San Diego City Council sends medipot issue to committee

Cal Pot News

A divided San Diego City Council debated medical marijuana storefronts yesterday and ultimately could not agree on whether it will draft an ordinance to regulate the dispensaries.

As reported here by the San Diego Union-Tribune, the council voted 7-1 to refer the issue of how and where the businesses should operate to one of its committees.
In doing so, the council removed language calling for an ordinance to be drafted. The council also called for input from neighborhood planning committees — a coalition of which is seeking a ban on dispensaries. Councilman Carl DeMaio voted against sending the matter to committee, saying state laws are adequate.

Cities across the state have struggled to regulate medical marijuana since California voters approved its use in 1996. More than 100 cities have banned dispensaries and dozens of others have passed ordinances to regulate the collectives.

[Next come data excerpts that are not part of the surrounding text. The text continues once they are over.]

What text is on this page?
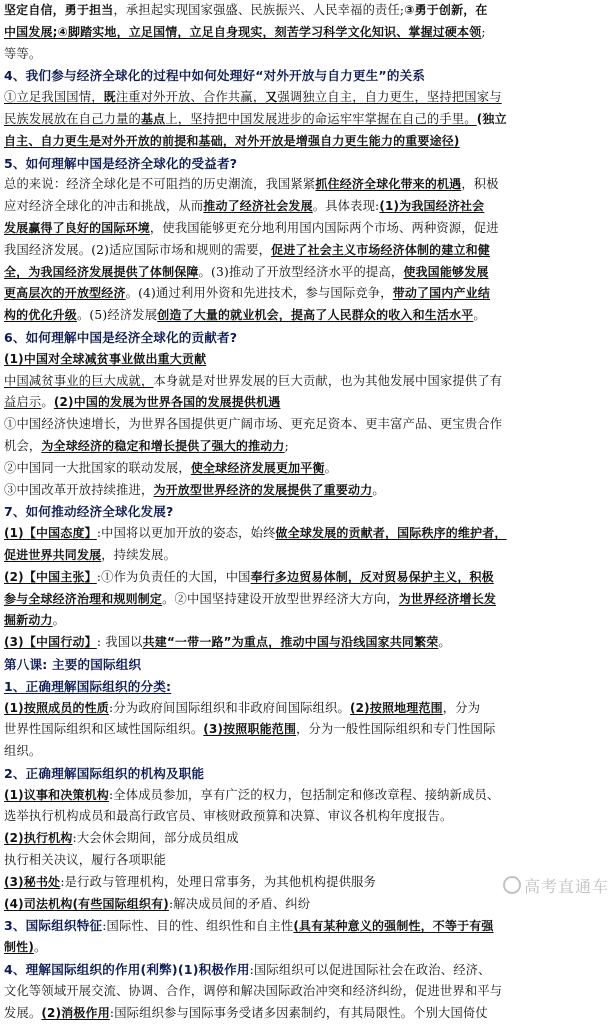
坚定自信，勇于担当，承担起实现国家强盛、民族振兴、人民幸福的责任;③勇于创新，在
中国发展;④脚踏实地，立足国情，立足自身现实，刻苦学习科学文化知识、掌握过硬本领;
等等。
4、我们参与经济全球化的过程中如何处理好“对外开放与自力更生”的关系
①立足我国国情，既注重对外开放、合作共赢，又强调独立自主，自力更生，坚持把国家与
民族发展放在自己力量的基点上，坚持把中国发展进步的命运牢牢掌握在自己的手里。(独立
自主、自力更生是对外开放的前提和基础，对外开放是增强自力更生能力的重要途径)
5、如何理解中国是经济全球化的受益者?
总的来说：经济全球化是不可阻挡的历史潮流，我国紧紧抓住经济全球化带来的机遇，积极
应对经济全球化的冲击和挑战，从而推动了经济社会发展。具体表现:(1)为我国经济社会
发展赢得了良好的国际环境，使我国能够更充分地利用国内国际两个市场、两种资源，促进
我国经济发展。(2)适应国际市场和规则的需要，促进了社会主义市场经济体制的建立和健
全，为我国经济发展提供了体制保障。(3)推动了开放型经济水平的提高，使我国能够发展
更高层次的开放型经济。(4)通过利用外资和先进技术，参与国际竞争，带动了国内产业结
构的优化升级。(5)经济发展创造了大量的就业机会，提高了人民群众的收入和生活水平。
6、如何理解中国是经济全球化的贡献者?
(1)中国对全球减贫事业做出重大贡献
中国减贫事业的巨大成就，本身就是对世界发展的巨大贡献，也为其他发展中国家提供了有
益启示。(2)中国的发展为世界各国的发展提供机遇
①中国经济快速增长，为世界各国提供更广阔市场、更充足资本、更丰富产品、更宝贵合作
机会，为全球经济的稳定和增长提供了强大的推动力;
②中国同一大批国家的联动发展，使全球经济发展更加平衡。
③中国改革开放持续推进，为开放型世界经济的发展提供了重要动力。
7、如何推动经济全球化发展?
(1)【中国态度】:中国将以更加开放的姿态，始终做全球发展的贡献者，国际秩序的维护者，
促进世界共同发展，持续发展。
(2)【中国主张】:①作为负责任的大国，中国奉行多边贸易体制，反对贸易保护主义，积极
参与全球经济治理和规则制定。②中国坚持建设开放型世界经济大方向，为世界经济增长发
掘新动力。
(3)【中国行动】: 我国以共建“一带一路”为重点，推动中国与沿线国家共同繁荣。
第八课: 主要的国际组织
1、正确理解国际组织的分类:
(1)按照成员的性质:分为政府间国际组织和非政府间国际组织。(2)按照地理范围，分为
世界性国际组织和区域性国际组织。(3)按照职能范围，分为一般性国际组织和专门性国际
组织。
2、正确理解国际组织的机构及职能
(1)议事和决策机构:全体成员参加，享有广泛的权力，包括制定和修改章程、接纳新成员、
选举执行机构成员和最高行政官员、审核财政预算和决算、审议各机构年度报告。
(2)执行机构:大会休会期间，部分成员组成
执行相关决议，履行各项职能
(3)秘书处:是行政与管理机构，处理日常事务，为其他机构提供服务
(4)司法机构(有些国际组织有):解决成员间的矛盾、纠纷
3、国际组织特征:国际性、目的性、组织性和自主性(具有某种意义的强制性，不等于有强
制性)。
4、理解国际组织的作用(利弊)(1)积极作用:国际组织可以促进国际社会在政治、经济、
文化等领域开展交流、协调、合作，调停和解决国际政治冲突和经济纠纷，促进世界和平与
发展。(2)消极作用:国际组织参与国际事务受诸多因素制约，有其局限性。个别大国倚仗
高考直通车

A San Diego citizen task force suggested regulations about issues including hours and security. Proponents of such regulations on the council argued it’s important to provide clear local rules to protect patients who have a legitimate right to medical marijuana. Although Californians approved the use of medical marijuana with Proposition 215, the law and subsequent guidelines have been unclear on what is legal, Councilwoman Donna Frye said.

“The idea is to be as specific and simple and understandable as possible so people intending to comply with the law know what is expected of them and it’s not open to someone’s interpretation,” Frye said, as dozens of members of the audience applauded.

Others on the council raised concerns about the growing number of stores selling marijuana, they believe illegally. “While some say this tightens the regulation of marijuana, I say this does the opposite,” DeMaio said. “I believe it gives license, waters down regulation and opens the door for more dispensaries throughout our city.”